斎藤知事、失職から再選挙へ挑む背景を心理学的に分析
兵庫県の斎藤知事が失職し、再度知事選に臨む意向を固めたニュースが注目されています。
彼の失敗に対する心理学的解説は過去に解説しておりますので、こちらをご覧ください。
通常、不信任案が可決された場合、知事には議会を解散するか、自ら辞職するかの選択肢があります。今回、斎藤知事は議会解散を選ばず、自らの失職を決断しました。その背景にはどのような心理が働いていたのでしょうか?以下では、彼の選択を心理学的な観点から解説します。
参考にした本
議会解散か失職か?—意思決定のプロセス
まず、議会における不信任案が可決されると、首長は二つの道を選ぶことができます。一つは議会を解散して民意を問うこと、もう一つは自ら辞職し、再選挙に挑むことです。議会解散を選んだ場合、解散後に再結成されても、再度不信任案が可決されれば知事は最終的に失職するリスクが残ります。

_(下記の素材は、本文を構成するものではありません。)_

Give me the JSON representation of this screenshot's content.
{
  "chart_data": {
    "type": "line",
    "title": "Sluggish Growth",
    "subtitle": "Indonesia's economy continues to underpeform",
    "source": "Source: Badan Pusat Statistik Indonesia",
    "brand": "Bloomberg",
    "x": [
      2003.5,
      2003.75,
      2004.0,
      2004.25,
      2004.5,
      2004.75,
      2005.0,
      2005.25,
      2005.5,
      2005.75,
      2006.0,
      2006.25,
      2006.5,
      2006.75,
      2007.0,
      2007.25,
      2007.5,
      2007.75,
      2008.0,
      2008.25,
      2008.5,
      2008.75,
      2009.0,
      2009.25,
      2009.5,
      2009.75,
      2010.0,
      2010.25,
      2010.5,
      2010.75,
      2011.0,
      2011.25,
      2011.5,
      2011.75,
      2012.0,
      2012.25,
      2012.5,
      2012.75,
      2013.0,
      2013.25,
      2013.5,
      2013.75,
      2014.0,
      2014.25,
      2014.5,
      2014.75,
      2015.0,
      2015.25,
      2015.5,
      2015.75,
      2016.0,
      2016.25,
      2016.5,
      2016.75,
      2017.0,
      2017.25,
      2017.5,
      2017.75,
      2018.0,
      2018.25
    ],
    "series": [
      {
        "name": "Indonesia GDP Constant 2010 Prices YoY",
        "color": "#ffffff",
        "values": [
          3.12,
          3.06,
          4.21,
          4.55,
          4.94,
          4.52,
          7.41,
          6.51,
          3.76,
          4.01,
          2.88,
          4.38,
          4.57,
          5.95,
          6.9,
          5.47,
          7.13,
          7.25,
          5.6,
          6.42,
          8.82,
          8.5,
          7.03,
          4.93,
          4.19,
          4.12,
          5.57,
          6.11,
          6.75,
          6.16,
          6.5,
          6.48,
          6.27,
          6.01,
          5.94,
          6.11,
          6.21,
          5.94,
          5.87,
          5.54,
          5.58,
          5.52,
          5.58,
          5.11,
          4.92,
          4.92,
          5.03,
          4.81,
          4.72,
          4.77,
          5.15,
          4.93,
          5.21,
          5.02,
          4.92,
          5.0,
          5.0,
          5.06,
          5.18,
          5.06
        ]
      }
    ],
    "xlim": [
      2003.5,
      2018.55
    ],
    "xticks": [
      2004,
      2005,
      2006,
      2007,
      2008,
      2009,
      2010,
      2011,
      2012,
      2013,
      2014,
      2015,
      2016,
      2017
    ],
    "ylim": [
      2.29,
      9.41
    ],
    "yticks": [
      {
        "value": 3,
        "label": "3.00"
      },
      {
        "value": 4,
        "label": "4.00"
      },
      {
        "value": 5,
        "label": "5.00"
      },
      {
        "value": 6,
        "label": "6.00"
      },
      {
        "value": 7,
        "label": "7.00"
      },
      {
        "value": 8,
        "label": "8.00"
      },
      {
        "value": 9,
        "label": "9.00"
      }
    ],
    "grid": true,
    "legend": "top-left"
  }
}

そのため、斎藤知事は「自分でタイミングをコントロールできる失職」という選択をしたと考えられます。この意思決定には、いくつかの心理的な要因が影響していると考えられます。
損失回避とリスク管理
損失回避(Loss Aversion)は、人間が損失を避けることに強く動機づけられる心理的な傾向です。多くの研究で示されているように、人は利益を得ることよりも損失を回避することに強く反応します。斎藤知事も、議会解散を選んだ場合の不確実な未来より、自分のタイミングでの失職を選ぶ方がリスクをコントロールしやすいと感じた可能性があります。
議会が再結成され、再度不信任決議が可決されるリスクを避けるため、最初から自ら辞職し、出直し選挙で再び民意を問うという戦略を取ったのは、損失を避けるための合理的な選択と言えるでしょう。